The comic grants us access to a number of scenes featuring Red Hood himself. Rather than traipsing around after Batman the entire time, we get to see things from the Red Hood’s perspective, and learn a little bit more about him straight from the source.


The most important thing we learn is that he’s extremely good at what he does. He’s a fighter, but he’s also incredibly smart.  A deadly combination to be sure, he also has a penchant for being quippy, making him a very readable character.  I can’t lie, I loved his scenes; they just felt so real.  Batman is generally very cut and dry as far as the law is concerned; he may operate outside of it, but he still works in its name.  Red Hood is far more convoluted.  He has no problem crossing the line into committing acts of crime, but he’s only hurting those who hurt others.  It’s not technically right, but considering his effectiveness, can anyone really argue that it’s completely wrong?  Red Hood operates in the grey areas of the law, going to lengths that Batman never would to try and make Gotham a safer place.
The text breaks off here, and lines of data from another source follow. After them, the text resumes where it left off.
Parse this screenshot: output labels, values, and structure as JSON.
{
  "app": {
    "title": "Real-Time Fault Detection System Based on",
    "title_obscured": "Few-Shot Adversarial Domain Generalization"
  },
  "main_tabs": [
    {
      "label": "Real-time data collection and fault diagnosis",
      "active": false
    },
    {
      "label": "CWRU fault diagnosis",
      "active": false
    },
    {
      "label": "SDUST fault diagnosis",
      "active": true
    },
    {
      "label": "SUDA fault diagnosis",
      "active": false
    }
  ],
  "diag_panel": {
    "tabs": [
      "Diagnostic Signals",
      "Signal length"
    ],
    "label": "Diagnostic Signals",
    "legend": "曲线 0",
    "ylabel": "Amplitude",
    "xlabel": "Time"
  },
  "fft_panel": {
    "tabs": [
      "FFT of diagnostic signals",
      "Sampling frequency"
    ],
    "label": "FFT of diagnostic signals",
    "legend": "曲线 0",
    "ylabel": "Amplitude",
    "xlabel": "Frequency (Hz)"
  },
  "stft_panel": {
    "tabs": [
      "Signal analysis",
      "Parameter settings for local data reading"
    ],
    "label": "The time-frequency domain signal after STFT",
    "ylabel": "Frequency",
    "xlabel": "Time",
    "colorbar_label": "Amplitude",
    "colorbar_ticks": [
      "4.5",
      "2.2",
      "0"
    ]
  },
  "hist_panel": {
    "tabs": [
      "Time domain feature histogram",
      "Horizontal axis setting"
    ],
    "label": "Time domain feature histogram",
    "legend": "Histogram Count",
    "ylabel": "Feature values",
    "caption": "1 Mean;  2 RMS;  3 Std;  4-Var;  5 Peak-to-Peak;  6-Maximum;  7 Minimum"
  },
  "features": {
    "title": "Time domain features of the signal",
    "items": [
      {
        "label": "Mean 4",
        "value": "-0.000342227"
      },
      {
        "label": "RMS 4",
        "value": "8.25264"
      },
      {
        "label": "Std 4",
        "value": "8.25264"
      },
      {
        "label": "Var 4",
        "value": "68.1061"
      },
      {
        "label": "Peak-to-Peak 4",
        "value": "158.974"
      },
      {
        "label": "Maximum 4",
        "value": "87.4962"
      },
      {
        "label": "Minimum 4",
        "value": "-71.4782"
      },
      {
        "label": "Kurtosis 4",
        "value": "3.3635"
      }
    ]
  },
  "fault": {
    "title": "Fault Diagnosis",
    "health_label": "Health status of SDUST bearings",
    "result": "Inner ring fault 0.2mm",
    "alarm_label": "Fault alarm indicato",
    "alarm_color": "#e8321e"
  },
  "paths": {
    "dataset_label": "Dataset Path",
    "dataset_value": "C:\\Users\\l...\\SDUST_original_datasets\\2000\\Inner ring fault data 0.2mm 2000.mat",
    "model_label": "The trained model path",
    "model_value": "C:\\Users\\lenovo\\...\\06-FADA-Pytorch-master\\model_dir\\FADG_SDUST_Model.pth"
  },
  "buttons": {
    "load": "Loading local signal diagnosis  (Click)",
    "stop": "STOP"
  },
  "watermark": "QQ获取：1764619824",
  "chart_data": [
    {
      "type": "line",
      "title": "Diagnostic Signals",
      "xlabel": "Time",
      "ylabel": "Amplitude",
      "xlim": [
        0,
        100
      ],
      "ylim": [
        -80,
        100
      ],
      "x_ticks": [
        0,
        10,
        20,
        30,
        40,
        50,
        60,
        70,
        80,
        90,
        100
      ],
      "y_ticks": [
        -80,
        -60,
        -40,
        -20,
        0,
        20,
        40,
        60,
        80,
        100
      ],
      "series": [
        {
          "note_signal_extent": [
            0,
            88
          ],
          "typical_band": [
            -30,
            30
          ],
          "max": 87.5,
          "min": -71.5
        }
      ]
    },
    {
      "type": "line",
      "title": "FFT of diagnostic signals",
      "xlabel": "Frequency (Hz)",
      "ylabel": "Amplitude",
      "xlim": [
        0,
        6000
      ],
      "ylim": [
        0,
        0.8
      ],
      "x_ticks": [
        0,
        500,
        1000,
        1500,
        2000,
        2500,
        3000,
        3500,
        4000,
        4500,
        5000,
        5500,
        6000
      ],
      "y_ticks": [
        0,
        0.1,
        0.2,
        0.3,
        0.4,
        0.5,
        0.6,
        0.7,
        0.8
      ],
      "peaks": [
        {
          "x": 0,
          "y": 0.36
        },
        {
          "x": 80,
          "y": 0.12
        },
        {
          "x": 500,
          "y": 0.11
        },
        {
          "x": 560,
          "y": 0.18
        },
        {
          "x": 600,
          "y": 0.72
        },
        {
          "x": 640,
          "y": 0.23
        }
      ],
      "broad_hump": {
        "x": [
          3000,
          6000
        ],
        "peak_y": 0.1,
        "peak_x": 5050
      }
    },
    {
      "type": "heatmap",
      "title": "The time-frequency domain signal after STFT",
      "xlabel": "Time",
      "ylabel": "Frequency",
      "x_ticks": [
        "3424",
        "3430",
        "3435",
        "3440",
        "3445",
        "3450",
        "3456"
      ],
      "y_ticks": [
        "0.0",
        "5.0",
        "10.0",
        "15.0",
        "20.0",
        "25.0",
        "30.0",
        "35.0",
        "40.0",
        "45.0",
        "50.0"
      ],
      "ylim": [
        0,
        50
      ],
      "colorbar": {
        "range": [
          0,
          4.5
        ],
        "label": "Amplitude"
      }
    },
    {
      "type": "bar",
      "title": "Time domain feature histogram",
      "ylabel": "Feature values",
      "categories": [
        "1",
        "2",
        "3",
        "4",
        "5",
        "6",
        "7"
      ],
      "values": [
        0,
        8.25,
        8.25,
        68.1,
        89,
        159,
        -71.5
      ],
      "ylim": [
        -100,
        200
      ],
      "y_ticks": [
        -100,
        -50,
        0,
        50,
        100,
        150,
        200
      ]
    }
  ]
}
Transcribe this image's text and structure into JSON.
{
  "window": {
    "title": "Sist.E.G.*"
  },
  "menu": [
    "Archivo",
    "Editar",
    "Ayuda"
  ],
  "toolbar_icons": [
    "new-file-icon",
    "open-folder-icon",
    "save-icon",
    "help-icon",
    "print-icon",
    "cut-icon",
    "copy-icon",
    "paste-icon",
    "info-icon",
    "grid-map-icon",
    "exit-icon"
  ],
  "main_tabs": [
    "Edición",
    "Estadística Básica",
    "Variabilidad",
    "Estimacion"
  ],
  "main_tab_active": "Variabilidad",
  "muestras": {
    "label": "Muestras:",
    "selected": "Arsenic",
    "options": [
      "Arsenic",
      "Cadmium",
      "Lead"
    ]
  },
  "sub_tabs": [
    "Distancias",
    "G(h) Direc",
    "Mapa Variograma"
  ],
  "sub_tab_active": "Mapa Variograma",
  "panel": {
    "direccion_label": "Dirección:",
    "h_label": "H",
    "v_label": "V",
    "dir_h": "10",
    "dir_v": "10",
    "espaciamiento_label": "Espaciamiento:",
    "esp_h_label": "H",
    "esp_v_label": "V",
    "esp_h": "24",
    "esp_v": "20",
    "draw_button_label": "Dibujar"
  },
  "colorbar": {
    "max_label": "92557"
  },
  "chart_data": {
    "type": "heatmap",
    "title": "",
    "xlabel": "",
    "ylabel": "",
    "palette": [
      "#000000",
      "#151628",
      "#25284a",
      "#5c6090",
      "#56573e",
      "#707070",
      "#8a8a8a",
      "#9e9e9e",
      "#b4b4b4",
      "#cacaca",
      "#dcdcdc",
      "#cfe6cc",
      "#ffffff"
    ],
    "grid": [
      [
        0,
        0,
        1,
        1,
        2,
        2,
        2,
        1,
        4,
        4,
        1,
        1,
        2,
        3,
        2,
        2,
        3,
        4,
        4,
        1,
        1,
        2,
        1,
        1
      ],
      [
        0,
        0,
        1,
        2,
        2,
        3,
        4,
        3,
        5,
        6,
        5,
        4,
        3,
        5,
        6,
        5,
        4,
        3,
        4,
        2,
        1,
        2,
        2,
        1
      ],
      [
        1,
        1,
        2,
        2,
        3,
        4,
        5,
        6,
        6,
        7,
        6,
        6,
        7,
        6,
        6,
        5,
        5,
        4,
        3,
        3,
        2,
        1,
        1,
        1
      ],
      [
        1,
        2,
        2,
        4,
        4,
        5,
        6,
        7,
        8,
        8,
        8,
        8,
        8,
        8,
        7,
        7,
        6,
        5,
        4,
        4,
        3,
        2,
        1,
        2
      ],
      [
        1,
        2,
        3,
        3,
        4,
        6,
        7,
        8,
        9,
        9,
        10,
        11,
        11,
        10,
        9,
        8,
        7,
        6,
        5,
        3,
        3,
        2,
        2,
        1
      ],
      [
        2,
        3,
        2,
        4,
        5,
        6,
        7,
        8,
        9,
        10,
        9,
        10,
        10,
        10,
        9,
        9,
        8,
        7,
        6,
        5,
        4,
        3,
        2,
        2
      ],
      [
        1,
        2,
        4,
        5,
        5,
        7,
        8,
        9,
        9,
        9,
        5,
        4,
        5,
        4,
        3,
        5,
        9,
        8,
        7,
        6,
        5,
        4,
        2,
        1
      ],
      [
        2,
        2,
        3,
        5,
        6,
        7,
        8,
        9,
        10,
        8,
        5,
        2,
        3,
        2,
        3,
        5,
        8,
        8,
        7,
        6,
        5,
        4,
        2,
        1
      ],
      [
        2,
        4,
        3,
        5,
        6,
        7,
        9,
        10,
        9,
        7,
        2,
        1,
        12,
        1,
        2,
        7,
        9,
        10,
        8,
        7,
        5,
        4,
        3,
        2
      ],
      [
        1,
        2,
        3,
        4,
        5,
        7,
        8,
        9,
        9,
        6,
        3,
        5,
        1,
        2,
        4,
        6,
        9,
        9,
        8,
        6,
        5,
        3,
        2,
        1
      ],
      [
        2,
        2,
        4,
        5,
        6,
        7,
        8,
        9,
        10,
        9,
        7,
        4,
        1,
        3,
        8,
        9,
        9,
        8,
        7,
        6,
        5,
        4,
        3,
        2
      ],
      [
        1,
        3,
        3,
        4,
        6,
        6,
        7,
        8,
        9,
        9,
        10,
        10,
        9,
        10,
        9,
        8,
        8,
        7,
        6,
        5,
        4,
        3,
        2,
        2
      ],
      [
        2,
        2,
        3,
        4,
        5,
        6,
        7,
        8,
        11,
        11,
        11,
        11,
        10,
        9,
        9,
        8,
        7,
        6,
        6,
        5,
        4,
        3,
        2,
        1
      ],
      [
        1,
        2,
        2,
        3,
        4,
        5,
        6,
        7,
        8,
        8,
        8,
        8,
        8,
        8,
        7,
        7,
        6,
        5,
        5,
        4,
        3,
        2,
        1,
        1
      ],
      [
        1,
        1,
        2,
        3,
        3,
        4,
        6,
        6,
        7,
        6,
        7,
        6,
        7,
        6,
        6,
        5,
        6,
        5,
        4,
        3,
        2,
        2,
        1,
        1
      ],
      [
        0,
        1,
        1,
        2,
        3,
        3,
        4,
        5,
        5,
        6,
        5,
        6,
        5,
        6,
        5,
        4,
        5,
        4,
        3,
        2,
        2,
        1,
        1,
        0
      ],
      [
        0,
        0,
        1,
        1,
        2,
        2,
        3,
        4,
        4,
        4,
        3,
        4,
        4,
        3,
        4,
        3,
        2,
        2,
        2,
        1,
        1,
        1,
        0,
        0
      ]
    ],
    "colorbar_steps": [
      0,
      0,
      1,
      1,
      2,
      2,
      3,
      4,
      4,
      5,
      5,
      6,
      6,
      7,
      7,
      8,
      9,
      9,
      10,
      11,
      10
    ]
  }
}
As Red Hood dishes out his own unique brand of justice, Batman is struggling to come to terms with his hunches about who the Red Hood is.  He never says it in the comic, but he alludes to the fact that it’s impossible, because this person is dead.  Being a man of science and reason, Bruce can’t wrap his mind around how this could be possible, and so he seeks out a few friends who have died and come back to ask them just how it was done.  None have a truly satisfying answer, leaving him to ponder what it all means.


Batman’s search for answers leave him unsatisfied, and ultimately he is forced to face off against Red Hood himself.  The two engage in an impressive one-on-one battle, with the fight resulting in Red Hood taking off his mask and revealing his identity:



Of course, this isn’t the first time we thought Jason had returned from the dead.  Back in the Hush storyline, Bruce faced another foe whom he believed to be Jason, only it turned out to be Clayface in disguise.

…Or was it?  According to this Jason, it really was him, and he and Clayface just switched places midway through the battle.

Talk about completely changing your understanding of that story, as well as everything else we thought we knew about the loss of Jason Todd.

It was a shock seeing Jason return, and while we didn’t get an explanation of how, we did learn why he’s chosen to resurface.  Essentially, it’s to do the job that he believes Bruce is incapable of doing.


Like it or not, he makes a pretty compelling argument.  I love me some Batman, and he does what he can to keep the city safe, but in a place like Gotham, maybe it’s not enough.  Crime is still king, and psychopaths, dirty cops, and mob bosses run the city.  Everyone else just keeps their head down and hopes to make it out alive.  Jason’s version of justice isn’t nearly as cut and dry as Bruce’s, but then that’s what makes it so interesting.  Jason and Bruce are so similar, and yet now we see what Bruce would have been like had he gone down a different path.  What if he wasn’t so staunchly against killing?  What if he believed the end justified the means, and was harsher with those he viewed as criminals?  Jason reflects those ideals, showing Bruce what he could have become.  Whether it’s for better or worse, Jason Todd has clearly adopted a new identity and a new role in Gotham.  The question is, is he a scourge or savior to the city?  Truthfully, maybe he’s a bit of both.

Batman: Under the Hood was easily one of the most entertaining Batman comics I’ve read in a while.  Every character was interesting (I didn’t even go into the wildly comical relationship between Black Mask and his right hand man.  It was so darkly hilarious that I kept wanting them to pop up in more scenes).  Watching Bruce come face to face with what he believed to be his greatest failure was fascinating, and completely changes the entire history of the character.  How will Batman react now, knowing that Jason is alive?  Will he still consider Jason his responsibility?  He may not be dead, but has Bruce failed him just the same, causing him to adopt this darker image of justice?  The comic leaves these questions open.  The big reveal is made, with little else said about how Bruce is dealing with the news.  I can only hope that the follow-up comics are written half as well as this, and that the story remains just as compelling as it was here.